Results like this have only been made possible with the application of a lot of very advanced new technology to the business of imaging the stars. And it’s really great to see them yielding such impressive results,
To carry out this difficult observation, researchers used instruments including the 8.4-m Large Binocular Telescope, the largest telescope in the world, located on Mount Graham in Arizona, and UA’s Magellan Telescope and its adaptive optics system, located in Chile.
That’s because of astronomers at the University of Arizona (UA) who have developed the instruments and techniques that make that difficult observation possible.

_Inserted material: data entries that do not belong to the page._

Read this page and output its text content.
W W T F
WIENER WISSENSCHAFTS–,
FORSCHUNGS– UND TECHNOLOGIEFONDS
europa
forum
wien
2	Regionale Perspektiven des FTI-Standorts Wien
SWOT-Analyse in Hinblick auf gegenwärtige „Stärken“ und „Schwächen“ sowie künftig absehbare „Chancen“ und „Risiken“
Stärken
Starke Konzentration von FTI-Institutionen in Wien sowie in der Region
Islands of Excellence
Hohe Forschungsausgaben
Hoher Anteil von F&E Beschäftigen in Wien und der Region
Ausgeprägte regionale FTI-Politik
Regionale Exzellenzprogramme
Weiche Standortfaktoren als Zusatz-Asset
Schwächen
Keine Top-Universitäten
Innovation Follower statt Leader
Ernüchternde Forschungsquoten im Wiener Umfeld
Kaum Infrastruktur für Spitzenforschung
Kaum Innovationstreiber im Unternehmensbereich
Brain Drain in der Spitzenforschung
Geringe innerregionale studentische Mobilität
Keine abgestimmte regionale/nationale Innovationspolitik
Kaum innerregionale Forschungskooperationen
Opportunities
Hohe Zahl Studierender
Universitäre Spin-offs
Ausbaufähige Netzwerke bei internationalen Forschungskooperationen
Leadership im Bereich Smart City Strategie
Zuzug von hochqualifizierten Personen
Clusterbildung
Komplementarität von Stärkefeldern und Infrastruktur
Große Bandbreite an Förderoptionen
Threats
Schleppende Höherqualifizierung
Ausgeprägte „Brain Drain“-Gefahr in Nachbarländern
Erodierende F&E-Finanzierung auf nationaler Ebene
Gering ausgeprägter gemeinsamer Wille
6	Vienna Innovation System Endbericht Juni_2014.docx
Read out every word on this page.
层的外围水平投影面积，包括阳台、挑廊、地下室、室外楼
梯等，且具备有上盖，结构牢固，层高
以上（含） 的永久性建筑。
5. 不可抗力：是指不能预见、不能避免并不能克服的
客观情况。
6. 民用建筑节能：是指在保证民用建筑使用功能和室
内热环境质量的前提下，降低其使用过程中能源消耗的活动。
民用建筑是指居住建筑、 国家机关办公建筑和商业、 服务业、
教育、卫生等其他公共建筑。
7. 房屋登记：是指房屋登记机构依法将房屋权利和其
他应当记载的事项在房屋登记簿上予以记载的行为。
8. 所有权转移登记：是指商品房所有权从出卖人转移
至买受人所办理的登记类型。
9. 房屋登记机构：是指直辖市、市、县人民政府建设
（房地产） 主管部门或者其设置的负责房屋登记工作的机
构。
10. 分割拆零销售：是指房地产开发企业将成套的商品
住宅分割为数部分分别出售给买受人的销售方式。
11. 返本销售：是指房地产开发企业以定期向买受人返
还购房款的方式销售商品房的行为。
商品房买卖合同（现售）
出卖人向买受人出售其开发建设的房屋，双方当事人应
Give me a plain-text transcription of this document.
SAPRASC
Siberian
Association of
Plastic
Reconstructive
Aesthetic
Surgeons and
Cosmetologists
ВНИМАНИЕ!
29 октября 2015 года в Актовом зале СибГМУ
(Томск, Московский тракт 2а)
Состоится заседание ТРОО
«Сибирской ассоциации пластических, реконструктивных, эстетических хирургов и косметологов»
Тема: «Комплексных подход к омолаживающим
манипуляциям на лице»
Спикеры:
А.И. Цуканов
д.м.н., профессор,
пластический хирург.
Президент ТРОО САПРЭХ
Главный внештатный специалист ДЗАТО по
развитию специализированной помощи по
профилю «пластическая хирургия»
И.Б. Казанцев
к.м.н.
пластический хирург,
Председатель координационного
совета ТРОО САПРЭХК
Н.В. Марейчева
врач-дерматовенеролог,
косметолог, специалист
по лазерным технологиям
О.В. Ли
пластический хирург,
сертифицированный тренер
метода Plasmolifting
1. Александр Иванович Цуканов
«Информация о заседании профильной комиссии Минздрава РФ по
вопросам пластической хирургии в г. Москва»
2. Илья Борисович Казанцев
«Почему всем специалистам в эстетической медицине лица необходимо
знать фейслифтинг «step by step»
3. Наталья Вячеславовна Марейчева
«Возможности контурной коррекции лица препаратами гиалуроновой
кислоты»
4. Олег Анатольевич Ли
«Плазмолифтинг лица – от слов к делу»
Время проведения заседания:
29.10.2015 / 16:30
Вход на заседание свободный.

The researchers also employed a new technique to look for protoplanets, wherein they searched for the light emitted by hydrogen as the gas falls toward a newly forming planet — its “hydrogen alpha” fingerprint. The process produces a signature red glow, “just like a neon sign,” Laird Close, a University of Arizona astronomy professor and Follette’s graduate adviser, said in the statement.
That single dark shade of red light is emitted by both the planet and the star as they undergo the same growing process,
Kate Follette ~ co-author.
We were able to separate the light of the faint planet from the light of the much brighter star and to see that they were both growing and glowing in this very distinct shade of red.
Astronomers says that more work is needed to explain the giant planet’s location and why it is still growing. The team will continue monitoring LkCa 15 b to better understand the planet formation process, as well as the fingerprint it leaves on the transition disc.
One of the fundamental human questions is whether we’re alone or unique,
It’s cool to look at Jupiter-like exoplanets like LkCa 15 b, but ultimately we’re trying to push the technology to be able to detect Earth-like exoplanets. I’ve always been inspired by the famous ‘pale blue dot’ image of Earth taken by Voyager as it passed Saturn. We’d really like to do that some day for a planet around another star, and this sort of work is moving us in that direction.